# soon to do headers on my 05 a4 goat have some questions....



## pctek (Jul 18, 2010)

Ok I have 05 a4 goat and its all stock except for resonator delete and put in a magnaflow x pipe. 

Now what brand of long tube headers are going to give less issues and once the next one up thats ok too and maybe the price will be lower than the best one? Now what special things I'll need to do the job?, I dont ahve a lift and my dads house where i'll be doing the job but will rhino ramps work?

can some of you guys give me some pointers, tips, etc etc to do this.

I was planning on selling bunch of stuff on ebay and other computer realted forums to get some money. Thanks.


----------



## B-ville Goat (Oct 5, 2008)

You will get lots of opinions on this one.

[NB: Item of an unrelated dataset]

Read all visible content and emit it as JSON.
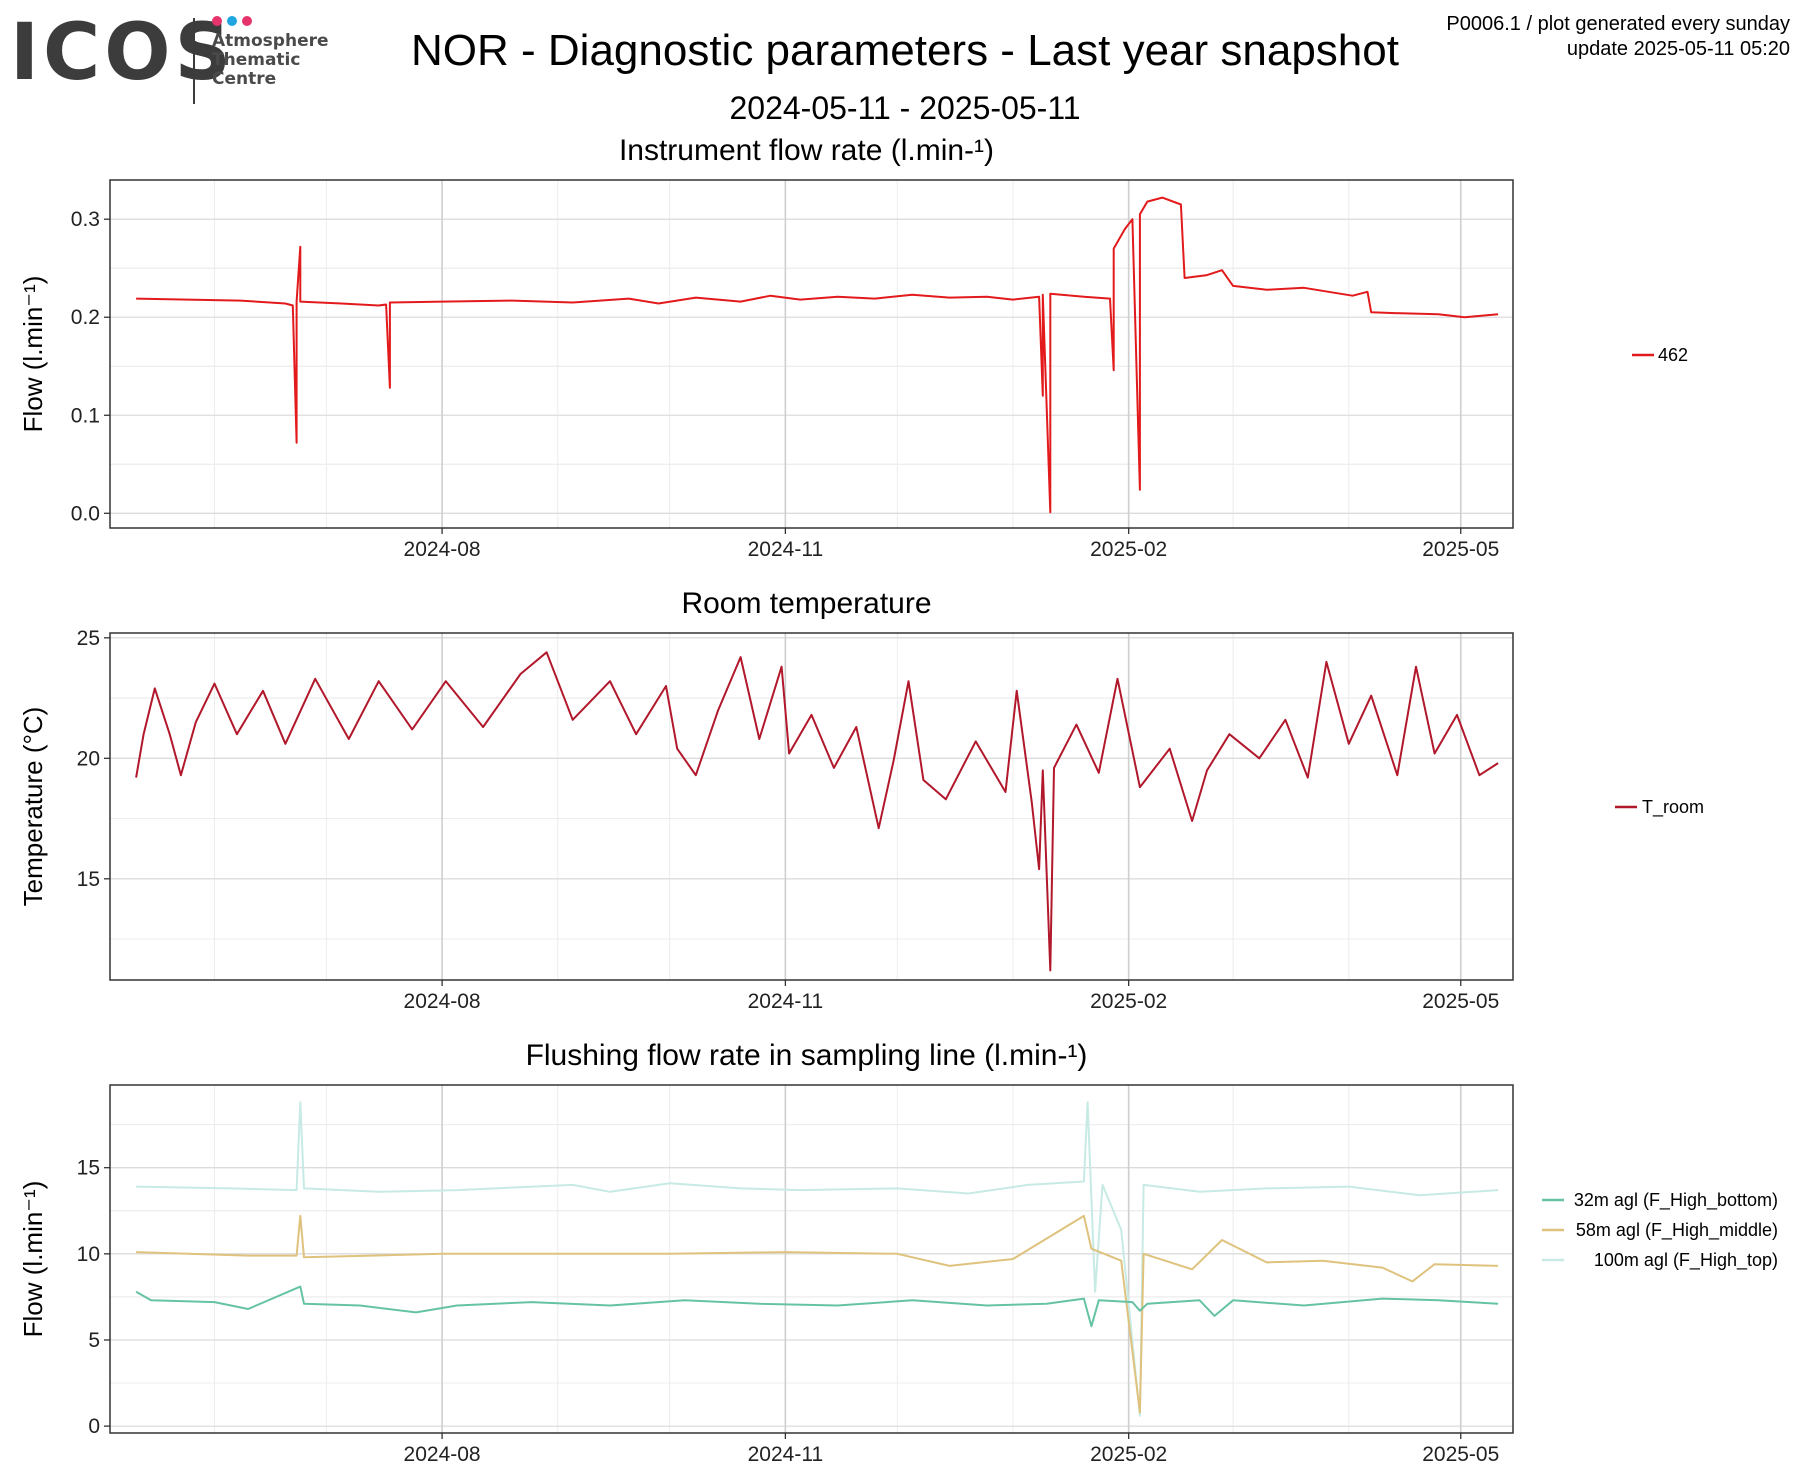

I will say that you don't have to spend big $$, but you can if you want. Kooks, ARH are the most expensive. I have coated PaceSetters and they fit great and make the power too. The install can be done the way you are doing it, but have a jack and jackstands handy, the car will need to be raised up farther than ramps will allow to slip the headers in. Special tools that will help would be a 16 and 19 MM crows foot wrenches, air tools help but aren't required. You want to get new o-rings for the rack fluid lines along with new fluid, as you will have to drop the rack to slip the headers in. This is the most time consuming part of the install. You will also need at least front O2 sensor extensions, depending on brand of header you may need rears too.


----------